A project co-ordinated through the Institute of Natural Sciences, Massey University, and supervised by James Dale and Mihai Valcu

Project Summary

The term biodiversity typically refers to the concept of diversity of species richness. However, an under-appreciated component of biodiversity is diversity in species life histories. Birds are a highly specious vertebrate taxon (~9800 species) that provides a unique opportunity to gain knowledge about the evolution of life-history traits. First, birds display a phenomenal diversity in terms of body sizes, foraging habits, longevity, migration, sociality, sexual dimorphism, mating strategies, parental care behaviour, coloration, song and breeding displays. Second, there are vast stores of data on avian natural history, morphology, demography and geographic ranges available through decades of dedicated research by a huge numbers of ornithologists. Third, because birds are conspicuous and abundant high trophic feeders, they serve as key indicators for environmental health. Birds offer the most cost-effective system towards understanding global loss of biodiversity, biodiversity hotspots and the effects of climate change. This study will evaluate life history variation in all Australian, New Zealand and Antarctic (ANZA) birds across species and space.

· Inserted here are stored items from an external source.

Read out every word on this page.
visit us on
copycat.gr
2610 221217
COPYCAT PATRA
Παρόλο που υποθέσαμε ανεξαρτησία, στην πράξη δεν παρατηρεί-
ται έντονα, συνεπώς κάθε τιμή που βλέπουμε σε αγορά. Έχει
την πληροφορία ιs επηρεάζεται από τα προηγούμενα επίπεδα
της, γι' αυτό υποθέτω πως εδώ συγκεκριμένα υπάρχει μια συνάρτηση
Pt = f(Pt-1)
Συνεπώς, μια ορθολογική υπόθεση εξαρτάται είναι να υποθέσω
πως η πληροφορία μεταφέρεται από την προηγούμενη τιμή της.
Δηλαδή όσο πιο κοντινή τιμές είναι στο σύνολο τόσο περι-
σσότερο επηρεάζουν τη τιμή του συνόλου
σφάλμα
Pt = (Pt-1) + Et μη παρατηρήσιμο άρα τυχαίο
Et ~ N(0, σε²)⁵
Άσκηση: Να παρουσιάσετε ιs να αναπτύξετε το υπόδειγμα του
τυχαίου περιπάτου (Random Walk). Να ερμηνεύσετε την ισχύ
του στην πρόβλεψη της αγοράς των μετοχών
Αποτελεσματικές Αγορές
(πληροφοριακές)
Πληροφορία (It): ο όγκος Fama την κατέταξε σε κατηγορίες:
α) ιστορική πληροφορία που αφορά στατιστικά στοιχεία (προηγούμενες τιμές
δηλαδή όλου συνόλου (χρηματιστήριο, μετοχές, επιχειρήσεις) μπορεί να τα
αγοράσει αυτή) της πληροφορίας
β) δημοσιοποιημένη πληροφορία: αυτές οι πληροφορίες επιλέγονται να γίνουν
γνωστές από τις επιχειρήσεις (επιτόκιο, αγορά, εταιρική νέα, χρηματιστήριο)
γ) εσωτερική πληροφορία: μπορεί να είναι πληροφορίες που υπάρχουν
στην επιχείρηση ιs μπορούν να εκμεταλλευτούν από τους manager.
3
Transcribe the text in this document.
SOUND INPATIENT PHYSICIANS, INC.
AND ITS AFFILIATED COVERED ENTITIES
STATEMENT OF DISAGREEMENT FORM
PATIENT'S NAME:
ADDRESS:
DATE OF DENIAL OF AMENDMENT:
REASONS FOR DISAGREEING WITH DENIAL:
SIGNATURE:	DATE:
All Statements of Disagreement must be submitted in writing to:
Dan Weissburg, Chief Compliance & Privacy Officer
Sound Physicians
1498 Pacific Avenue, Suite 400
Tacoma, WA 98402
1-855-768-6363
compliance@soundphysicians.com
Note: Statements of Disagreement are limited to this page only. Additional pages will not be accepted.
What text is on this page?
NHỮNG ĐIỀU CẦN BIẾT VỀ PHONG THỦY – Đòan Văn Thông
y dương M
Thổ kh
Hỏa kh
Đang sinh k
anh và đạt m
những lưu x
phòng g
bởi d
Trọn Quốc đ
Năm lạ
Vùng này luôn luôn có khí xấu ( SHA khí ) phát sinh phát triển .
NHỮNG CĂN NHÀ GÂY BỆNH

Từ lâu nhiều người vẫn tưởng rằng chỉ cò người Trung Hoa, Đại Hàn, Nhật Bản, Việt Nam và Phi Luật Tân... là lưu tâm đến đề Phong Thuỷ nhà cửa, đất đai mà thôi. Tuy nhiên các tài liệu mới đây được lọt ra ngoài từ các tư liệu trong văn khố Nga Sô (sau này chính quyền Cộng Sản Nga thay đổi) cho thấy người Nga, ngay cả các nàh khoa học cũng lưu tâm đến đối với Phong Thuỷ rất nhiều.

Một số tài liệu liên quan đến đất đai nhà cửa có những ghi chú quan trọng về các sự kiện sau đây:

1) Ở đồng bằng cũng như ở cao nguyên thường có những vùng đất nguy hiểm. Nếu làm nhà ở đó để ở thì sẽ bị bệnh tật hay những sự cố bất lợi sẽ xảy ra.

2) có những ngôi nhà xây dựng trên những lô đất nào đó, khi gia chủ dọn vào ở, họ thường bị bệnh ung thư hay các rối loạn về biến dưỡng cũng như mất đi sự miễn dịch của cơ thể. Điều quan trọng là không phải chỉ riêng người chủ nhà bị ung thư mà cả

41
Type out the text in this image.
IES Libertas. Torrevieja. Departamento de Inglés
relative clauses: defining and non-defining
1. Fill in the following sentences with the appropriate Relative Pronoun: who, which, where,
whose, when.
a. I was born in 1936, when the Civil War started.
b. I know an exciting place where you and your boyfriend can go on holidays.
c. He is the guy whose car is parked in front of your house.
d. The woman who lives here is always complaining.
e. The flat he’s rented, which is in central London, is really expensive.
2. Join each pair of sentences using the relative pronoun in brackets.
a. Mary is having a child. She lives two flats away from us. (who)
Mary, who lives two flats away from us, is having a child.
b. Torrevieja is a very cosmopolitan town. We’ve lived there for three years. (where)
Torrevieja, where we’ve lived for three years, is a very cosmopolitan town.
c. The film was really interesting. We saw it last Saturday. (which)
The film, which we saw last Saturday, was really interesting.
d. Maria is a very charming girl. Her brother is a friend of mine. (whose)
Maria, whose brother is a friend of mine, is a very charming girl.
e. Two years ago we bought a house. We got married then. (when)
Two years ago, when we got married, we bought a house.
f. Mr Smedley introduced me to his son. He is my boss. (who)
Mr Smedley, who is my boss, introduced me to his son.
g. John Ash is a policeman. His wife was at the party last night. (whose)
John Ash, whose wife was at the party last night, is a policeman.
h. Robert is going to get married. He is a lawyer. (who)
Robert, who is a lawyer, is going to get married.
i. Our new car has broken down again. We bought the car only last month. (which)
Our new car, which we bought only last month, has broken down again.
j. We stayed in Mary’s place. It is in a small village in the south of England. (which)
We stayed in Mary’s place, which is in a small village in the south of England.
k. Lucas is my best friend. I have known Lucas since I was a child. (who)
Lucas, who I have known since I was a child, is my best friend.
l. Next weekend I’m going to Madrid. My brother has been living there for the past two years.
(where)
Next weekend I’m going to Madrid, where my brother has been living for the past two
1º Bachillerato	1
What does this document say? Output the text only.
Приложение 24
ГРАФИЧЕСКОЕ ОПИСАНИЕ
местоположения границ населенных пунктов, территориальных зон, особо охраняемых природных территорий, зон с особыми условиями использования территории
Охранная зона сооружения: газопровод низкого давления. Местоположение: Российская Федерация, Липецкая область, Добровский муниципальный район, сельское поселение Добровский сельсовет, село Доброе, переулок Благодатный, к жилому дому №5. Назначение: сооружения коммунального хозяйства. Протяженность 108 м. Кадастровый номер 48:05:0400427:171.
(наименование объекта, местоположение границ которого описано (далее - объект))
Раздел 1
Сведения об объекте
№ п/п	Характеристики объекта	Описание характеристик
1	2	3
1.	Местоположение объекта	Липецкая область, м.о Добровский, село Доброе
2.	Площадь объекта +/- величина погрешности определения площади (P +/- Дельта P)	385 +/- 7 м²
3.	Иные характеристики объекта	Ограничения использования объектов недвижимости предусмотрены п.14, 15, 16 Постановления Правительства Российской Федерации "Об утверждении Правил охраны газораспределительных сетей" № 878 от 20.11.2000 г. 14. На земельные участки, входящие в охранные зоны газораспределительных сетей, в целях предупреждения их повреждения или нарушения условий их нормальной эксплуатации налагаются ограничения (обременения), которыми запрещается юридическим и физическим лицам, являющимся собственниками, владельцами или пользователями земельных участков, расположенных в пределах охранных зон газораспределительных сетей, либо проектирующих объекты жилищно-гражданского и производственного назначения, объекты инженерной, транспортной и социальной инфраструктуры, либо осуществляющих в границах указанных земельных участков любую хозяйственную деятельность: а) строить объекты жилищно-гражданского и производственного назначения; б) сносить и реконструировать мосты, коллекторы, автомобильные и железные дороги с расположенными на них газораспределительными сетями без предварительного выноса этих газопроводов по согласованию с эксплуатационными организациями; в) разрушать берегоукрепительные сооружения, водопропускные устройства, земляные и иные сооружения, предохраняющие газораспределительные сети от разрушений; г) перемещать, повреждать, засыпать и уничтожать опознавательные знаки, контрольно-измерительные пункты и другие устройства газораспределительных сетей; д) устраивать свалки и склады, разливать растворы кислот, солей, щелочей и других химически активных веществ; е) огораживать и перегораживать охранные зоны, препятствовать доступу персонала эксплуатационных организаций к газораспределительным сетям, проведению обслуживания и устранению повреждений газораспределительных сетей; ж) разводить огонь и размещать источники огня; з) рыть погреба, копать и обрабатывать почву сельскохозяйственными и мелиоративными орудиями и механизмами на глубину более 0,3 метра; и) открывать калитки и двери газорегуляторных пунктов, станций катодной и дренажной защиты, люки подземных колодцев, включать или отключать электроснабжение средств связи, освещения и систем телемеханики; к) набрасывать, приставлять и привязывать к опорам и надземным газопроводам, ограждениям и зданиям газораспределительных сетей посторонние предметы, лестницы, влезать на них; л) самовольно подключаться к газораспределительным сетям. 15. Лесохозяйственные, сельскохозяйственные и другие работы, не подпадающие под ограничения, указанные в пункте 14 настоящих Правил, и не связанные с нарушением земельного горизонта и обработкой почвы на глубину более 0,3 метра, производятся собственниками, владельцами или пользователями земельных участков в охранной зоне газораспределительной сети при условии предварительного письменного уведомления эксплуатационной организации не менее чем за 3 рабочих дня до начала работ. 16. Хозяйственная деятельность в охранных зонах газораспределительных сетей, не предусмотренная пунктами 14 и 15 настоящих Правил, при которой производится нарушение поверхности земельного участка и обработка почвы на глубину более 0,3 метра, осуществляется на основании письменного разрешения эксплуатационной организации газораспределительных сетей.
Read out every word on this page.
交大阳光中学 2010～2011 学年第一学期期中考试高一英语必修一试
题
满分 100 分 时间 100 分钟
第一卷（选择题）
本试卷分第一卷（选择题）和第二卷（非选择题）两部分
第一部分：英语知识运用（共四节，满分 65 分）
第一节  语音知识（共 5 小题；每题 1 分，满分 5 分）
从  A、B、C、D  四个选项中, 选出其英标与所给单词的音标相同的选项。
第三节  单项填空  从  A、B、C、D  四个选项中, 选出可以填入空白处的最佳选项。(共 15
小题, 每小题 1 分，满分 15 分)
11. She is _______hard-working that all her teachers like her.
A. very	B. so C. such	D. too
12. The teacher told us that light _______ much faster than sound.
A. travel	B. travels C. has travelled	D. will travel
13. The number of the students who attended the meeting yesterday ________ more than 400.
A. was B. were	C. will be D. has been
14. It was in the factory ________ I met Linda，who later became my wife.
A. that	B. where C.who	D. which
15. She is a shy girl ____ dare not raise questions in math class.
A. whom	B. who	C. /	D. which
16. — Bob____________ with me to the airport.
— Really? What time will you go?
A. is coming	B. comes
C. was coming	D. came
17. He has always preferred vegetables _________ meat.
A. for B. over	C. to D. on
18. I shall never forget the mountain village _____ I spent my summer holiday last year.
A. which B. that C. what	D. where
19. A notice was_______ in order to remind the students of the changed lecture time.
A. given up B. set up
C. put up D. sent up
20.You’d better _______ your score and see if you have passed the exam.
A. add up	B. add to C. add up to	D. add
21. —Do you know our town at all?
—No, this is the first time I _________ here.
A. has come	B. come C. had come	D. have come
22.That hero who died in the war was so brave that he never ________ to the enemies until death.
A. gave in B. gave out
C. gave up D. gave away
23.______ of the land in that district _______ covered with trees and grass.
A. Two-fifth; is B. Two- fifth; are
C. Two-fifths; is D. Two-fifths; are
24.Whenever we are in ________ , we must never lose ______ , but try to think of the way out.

Our basic knowledge of the biological characteristics of birds varies hugely on a global geographic scale. Birds from the ANZA region in particular are well described in terms of geographic distribution, morphology and behaviour. However in order to answer questions about the biodiversity of life history strategies, this information needs to be compiled into a database that can be used for hypothesis testing. By uniting vast data resources into a robust theoretical and conceptual framework, this project will provide the raw material for powerful investigations into fundamental ecological and evolutionary questions such as: 1) determining the relationship between variation in basic life history and sexual sexual selection, 2) determining the life-history strategies that pre-dispose birds to adapting to climate change, and 3) determining the relationship between life-history diversity and species diversity.